Un ribelle senza causa come Randle McMurphy non può che finire spezzato, questo Miloš Forman lo ha ripetuto per tutta la sua filmografia: ti spezzeranno con le loro regole, con le loro convenzioni o con il loro ben pensare, ma la ribellione è fonte di ispirazione per qualcuno, qui lo è sicuramente per Grande Capo che le prova tutte per fregare il sistema (il suo mutismo, ribellione silente caparbia quanto quella di McMurphy) e poi di parlare schietto al suo amico, raccontandogli di suo padre («Se lo sono lavorato, come si stanno lavorando te»).

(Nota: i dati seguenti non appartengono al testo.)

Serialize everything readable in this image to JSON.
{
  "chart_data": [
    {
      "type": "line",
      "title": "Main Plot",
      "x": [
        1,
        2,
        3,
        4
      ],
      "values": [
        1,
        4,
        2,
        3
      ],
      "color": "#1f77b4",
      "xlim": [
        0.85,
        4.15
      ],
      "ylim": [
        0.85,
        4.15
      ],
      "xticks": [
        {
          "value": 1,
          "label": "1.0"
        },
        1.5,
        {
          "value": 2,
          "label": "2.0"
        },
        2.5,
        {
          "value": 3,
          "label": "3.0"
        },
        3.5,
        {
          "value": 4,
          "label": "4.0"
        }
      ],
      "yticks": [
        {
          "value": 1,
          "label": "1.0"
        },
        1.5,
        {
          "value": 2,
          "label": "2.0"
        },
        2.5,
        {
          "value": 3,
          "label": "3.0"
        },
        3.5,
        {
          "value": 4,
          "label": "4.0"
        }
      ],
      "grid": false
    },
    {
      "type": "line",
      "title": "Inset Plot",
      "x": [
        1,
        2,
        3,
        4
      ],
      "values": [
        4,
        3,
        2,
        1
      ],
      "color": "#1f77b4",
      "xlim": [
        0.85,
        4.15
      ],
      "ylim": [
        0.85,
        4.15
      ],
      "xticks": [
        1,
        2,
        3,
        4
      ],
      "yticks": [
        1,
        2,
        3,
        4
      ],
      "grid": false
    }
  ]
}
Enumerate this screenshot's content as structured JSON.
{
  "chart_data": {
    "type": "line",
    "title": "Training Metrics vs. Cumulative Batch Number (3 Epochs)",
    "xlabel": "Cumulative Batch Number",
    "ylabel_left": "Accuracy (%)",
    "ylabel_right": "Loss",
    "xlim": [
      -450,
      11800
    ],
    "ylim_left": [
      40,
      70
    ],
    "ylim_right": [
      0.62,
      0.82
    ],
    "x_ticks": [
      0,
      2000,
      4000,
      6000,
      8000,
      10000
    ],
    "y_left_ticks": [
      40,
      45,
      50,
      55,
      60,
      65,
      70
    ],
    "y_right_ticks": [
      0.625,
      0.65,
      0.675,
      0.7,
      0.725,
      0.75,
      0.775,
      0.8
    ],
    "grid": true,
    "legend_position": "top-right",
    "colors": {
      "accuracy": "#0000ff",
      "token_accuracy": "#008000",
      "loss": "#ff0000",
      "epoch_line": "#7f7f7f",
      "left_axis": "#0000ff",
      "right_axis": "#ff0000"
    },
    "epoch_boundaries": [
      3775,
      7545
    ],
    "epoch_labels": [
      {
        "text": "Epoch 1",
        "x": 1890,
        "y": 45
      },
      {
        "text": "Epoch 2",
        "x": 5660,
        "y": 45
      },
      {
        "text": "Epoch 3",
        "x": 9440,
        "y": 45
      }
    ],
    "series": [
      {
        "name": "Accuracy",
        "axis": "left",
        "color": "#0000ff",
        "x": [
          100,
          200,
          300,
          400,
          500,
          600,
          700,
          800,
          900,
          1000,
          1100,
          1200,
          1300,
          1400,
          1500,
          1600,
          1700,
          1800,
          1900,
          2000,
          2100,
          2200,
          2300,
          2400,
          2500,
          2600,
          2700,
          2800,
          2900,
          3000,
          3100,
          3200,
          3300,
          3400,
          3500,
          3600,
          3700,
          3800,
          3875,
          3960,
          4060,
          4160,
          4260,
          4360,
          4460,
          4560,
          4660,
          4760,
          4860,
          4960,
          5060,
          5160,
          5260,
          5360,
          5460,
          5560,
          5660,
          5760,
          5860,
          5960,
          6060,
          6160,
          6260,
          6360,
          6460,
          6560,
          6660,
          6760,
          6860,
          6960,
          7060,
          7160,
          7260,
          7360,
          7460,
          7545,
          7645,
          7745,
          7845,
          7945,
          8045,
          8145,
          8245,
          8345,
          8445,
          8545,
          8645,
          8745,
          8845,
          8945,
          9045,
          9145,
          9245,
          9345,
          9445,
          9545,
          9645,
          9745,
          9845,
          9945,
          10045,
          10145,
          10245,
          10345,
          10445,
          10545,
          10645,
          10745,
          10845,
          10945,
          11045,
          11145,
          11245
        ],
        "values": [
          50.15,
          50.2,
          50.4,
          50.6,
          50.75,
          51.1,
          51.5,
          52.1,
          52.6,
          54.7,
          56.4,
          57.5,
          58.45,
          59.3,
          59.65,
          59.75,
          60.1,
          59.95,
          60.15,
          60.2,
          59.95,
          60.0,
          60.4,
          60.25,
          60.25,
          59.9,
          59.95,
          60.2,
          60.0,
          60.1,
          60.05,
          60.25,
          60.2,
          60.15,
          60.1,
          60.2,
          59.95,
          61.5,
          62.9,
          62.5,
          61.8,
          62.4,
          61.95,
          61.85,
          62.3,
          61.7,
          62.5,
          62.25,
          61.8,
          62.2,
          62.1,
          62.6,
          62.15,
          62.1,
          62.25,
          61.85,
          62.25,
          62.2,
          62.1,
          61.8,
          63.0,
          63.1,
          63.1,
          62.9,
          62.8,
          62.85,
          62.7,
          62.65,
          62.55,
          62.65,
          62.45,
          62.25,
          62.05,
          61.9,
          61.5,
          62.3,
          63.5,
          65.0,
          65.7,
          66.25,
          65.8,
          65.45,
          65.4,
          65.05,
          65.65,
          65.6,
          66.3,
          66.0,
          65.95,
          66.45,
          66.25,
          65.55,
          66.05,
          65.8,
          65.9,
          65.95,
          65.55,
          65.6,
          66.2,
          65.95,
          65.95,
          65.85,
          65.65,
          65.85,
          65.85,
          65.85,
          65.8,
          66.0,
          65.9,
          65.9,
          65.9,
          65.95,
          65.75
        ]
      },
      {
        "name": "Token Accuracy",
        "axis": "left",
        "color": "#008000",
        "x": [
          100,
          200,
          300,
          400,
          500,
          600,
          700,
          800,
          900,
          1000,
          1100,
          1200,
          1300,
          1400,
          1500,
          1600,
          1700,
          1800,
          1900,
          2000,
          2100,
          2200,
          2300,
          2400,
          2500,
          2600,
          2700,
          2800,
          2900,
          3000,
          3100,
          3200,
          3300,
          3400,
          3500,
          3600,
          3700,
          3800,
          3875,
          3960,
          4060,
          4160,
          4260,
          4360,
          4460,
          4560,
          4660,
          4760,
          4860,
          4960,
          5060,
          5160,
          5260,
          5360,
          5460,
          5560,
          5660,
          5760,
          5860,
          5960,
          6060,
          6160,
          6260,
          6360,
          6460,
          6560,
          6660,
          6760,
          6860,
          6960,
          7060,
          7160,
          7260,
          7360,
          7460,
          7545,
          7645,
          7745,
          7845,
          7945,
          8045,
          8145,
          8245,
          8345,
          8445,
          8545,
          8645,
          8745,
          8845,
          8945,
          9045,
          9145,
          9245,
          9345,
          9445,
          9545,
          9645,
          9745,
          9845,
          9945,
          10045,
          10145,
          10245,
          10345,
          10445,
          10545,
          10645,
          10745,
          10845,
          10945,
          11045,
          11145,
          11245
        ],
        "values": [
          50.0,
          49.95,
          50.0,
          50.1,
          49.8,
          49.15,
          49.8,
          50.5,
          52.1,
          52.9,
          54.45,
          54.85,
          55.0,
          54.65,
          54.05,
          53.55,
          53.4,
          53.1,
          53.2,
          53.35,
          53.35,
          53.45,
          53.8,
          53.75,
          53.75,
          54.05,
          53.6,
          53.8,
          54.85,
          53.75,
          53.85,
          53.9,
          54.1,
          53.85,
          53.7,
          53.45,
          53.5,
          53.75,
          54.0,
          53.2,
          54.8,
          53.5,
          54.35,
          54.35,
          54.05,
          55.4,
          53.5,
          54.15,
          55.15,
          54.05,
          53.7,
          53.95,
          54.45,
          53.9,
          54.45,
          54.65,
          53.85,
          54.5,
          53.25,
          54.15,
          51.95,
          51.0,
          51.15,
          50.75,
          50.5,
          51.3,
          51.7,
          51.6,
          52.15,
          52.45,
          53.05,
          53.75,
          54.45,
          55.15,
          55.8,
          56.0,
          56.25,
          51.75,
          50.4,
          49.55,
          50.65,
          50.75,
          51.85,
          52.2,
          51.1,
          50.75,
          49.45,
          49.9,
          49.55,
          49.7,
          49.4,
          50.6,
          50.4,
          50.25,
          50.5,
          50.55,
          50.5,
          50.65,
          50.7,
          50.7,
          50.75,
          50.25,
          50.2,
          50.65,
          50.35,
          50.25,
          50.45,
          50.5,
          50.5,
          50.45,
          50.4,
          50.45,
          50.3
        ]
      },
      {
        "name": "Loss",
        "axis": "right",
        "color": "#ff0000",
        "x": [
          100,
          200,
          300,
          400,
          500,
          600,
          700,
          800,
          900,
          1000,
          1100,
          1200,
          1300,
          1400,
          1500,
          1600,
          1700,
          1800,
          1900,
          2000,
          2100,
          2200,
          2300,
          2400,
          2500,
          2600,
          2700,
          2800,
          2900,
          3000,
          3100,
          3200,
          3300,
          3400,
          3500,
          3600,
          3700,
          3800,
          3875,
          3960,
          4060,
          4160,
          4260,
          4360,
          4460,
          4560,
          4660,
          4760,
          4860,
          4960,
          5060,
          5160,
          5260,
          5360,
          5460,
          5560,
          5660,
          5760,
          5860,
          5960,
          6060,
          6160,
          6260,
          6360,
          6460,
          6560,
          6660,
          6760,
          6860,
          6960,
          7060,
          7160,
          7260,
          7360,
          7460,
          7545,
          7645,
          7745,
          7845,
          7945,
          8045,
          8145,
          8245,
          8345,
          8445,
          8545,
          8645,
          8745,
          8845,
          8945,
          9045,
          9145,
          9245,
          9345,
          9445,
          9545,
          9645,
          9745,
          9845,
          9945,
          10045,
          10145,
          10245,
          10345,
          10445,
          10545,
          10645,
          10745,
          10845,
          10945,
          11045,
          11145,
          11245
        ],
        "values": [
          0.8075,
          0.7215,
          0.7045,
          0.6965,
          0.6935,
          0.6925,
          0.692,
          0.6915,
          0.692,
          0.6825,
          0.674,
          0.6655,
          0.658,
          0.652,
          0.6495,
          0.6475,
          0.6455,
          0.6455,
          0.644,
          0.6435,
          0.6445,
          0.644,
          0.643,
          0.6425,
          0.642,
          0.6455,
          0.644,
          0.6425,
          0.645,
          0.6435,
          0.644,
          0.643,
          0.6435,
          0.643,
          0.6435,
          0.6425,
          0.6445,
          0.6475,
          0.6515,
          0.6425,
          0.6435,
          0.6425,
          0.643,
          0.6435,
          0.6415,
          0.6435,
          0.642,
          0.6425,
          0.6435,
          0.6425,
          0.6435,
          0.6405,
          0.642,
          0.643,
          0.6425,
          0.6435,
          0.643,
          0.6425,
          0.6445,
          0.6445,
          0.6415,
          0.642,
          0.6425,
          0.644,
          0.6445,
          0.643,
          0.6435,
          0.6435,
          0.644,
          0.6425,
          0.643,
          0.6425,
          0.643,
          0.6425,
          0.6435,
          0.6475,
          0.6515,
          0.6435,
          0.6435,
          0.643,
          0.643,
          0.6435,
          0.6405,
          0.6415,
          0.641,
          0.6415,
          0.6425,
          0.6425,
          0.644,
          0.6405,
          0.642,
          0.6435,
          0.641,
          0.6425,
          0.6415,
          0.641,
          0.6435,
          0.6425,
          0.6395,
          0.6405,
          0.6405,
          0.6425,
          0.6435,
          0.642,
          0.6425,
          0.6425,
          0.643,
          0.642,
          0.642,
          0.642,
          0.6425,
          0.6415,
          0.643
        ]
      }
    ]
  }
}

«Devi devi devi devi devi.. Masticar» |
Ma i ribelli, si sa, non ascoltano ragioni, fanno da esempio perché il loro sacrificio serva a qualcun altro, infatti Grande Capo trova la forza di sradicare il pesantissimo lavandino che prima non era abbastanza motivato a sollevare («Mi sento forte come una montagna non ti lascio qui così») in un finale che è talmente bello che non sto nemmeno a dirvelo, anche perché lo avete visto rifatto ovunque per quanto è iconico, in una puntata dei Simpson o in un video dei Green Day, ormai fa parte della cultura popolare, ma per quanto mi riguarda quel «Andiamo» finale è il secondo più bello della storia del cinema, superato solo da quello de Il mucchio selvaggio di Sam Peckinpah, scusate se è poco.
Uno dei più grandi finali della storia del cinema, non accetto discussioni in merito. |
Dopo quarant’anni “Qualcuno volò sul nido del cuculo” è un film che non ha perso un millimetro della sua forza, uno dei tre film della storia del cinema, ad aver vinto tutti e cinque gli Oscar principali (miglior film, miglior regista, miglior attore, miglior attrice, migliore sceneggiatura non originale), gli altri due sono stati “Accadde una notte” (1934) e Il silenzio degli innocenti, cosa vogliamo aggiungere? Niente, solo il logo dei Classidy!